Kaplan–Meier plots of OS (a), PFS (b) and CR duration (c) for TT trials. Significant improvements were observed in OS, PFS and CR duration with the transitions from earlier trials to later trials that incorporated new agents, greater intensity of induction therapy and consolidation therapy after transplantation. This was especially apparent in the Cox model-derived comparisons adjusted for baseline prognostic factors. Black, TT1; red, TT2 − Thal; blue, TT2 + Thal; and green, TT3. *Model-adjusted P-value based on Cox regression model including terms for TT protocol, age, β-2microglobulin >5.5 mg/l, lactate dehydrogenease ≥190 U/l and the presence of CA.

Figure 2

Cumulative incidence of progression or relapse for all patients (a) and for those who attained CR (b). (a) Cumulative incidences of relapse or progression consistently decreased over successive protocols. (b) Cumulative incidences of relapse following CR (for the subset of patients who achieved CR) show progressive improvements in outcome with transitions from early to later trials. Significant differences were observed with both log-rank statistics and Cox model-derived comparisons adjusted for baseline prognostic factors.
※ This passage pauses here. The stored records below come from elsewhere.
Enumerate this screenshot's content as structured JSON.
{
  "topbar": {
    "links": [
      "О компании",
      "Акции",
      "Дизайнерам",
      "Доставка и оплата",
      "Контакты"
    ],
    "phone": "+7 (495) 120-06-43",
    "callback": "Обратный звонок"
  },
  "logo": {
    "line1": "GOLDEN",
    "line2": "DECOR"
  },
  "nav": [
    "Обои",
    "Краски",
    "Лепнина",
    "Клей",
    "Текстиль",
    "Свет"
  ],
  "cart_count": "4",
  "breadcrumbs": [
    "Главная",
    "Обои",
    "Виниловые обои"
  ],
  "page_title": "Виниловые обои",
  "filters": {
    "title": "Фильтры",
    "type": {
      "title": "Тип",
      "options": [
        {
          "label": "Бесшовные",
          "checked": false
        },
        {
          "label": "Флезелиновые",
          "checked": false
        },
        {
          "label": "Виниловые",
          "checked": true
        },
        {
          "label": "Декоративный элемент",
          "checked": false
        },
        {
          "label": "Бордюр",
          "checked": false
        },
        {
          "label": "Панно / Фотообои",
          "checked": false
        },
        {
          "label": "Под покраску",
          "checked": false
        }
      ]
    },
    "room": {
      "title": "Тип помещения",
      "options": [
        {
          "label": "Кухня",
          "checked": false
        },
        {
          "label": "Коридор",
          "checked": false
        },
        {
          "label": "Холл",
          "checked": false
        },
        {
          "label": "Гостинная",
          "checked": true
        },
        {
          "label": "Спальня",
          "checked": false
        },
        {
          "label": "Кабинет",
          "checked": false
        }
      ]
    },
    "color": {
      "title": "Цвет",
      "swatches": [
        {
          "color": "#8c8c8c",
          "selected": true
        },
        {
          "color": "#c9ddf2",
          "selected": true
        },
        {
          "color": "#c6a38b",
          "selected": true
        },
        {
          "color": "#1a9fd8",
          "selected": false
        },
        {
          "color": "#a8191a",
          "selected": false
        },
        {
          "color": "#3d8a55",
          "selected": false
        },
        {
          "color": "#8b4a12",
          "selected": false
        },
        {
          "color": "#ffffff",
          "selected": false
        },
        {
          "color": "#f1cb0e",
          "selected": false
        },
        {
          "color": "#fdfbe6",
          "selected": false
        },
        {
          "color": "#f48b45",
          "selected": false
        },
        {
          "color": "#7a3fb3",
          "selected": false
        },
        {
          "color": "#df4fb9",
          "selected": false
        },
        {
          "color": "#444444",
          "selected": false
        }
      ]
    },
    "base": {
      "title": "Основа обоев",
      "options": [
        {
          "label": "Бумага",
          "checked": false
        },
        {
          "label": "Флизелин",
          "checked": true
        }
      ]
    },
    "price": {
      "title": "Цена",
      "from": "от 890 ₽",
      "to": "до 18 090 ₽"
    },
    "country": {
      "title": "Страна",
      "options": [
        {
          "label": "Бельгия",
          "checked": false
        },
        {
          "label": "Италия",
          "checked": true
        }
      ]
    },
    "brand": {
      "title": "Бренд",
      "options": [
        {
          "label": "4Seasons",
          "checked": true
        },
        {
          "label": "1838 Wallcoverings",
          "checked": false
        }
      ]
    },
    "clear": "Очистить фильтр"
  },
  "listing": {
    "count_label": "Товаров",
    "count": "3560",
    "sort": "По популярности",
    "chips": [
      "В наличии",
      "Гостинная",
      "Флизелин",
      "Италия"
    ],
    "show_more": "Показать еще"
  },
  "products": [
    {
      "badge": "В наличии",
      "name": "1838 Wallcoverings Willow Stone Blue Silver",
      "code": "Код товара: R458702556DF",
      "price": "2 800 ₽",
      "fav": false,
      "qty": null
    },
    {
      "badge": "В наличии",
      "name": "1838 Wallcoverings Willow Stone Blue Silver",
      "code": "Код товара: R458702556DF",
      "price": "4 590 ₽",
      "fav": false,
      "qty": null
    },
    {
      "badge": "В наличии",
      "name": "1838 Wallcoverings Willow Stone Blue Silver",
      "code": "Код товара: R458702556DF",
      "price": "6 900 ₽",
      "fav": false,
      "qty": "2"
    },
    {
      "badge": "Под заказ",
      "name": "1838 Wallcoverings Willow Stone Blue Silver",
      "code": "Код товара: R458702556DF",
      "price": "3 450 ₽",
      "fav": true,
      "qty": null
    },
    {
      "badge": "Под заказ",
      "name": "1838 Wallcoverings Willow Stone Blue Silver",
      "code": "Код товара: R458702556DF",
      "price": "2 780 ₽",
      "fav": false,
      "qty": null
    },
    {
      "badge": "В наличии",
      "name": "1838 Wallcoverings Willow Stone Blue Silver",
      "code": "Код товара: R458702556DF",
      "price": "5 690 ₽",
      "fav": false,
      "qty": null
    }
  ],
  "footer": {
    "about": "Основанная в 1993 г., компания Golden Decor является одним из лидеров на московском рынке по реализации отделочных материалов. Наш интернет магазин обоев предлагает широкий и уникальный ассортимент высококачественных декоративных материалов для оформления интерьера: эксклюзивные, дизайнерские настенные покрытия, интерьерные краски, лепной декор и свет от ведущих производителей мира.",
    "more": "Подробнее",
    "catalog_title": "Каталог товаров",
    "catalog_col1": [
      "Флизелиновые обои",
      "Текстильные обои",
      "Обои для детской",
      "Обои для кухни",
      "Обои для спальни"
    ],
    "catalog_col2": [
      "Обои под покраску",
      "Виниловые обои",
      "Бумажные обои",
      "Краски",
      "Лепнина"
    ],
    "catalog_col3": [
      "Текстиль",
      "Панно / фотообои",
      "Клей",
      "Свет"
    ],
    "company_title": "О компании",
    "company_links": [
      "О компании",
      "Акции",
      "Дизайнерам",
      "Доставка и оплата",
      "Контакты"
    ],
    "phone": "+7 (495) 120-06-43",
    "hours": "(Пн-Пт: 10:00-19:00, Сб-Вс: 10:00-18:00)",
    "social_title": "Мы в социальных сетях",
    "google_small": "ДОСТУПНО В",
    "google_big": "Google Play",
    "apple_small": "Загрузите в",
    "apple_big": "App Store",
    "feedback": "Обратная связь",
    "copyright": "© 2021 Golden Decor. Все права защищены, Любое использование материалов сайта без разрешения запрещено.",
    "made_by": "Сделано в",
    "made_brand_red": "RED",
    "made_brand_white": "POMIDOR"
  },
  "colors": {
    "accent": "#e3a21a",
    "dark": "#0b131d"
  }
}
Black, TT1; red, TT2 − Thal; blue, TT2 + Thal; and green, TT3. *Model-adjusted P-value based on Cox regression model including terms for TT protocol, age, β-2microglobulin >5.5 mg/l, lactate dehydrogenease ≥190 U/l and the presence of CA.

Figure 3

Conditional survival outcomes from 4-year landmark in TT trials, shown for OS (a), PFS (b) and CR duration (c). Significant improvements in 4-year conditional survival were noted for all three endpoints with successive TT trials, especially when comparisons were adjusted for baseline prognostic factors. Black, TT1; red, TT2 − Thal; blue, TT2 + Thal; and green, TT3. *Model-adjusted P-value based on Cox regression model including terms for TT protocol, β-2microglobulin >5.5 mg/l and the presence of CA.

Figure 4

Improvements in cumulative relative survival were observed in successive TT trials, whether considered from onset of therapy (a) or from onset of CR (b). OS was adjusted for the expected survival of the US population, stratified by gender and age at registration. Successive improvements were noted when comparing TT1 with TT2 and with TT3. No difference was detected between TT2 − Thal and TT2 + Thal. Black, TT1; blue, TT2 − Thal; red, TT2 + Thal; and green, TT3.

Figure 5

IRS ratios from the start of therapy for all patients (a) or from the onset of CR for the subset of patients who attained CR (b). OS, adjusted for the expected survival of the US population, stratified by gender and age at registration, was calculated over 1-year intervals. With the transitions from TT1 to TT2 and TT3 trials, IRS ratios were successively higher from the outset, and improvements toward normal occurred earlier, whether examined for all patients or for those who attained CR. Black, TT1; blue, TT2 − Thal; red, TT2 + Thal; and green, TT3. (95% Confidence intervals provided in Supplementary Tables 2A–B).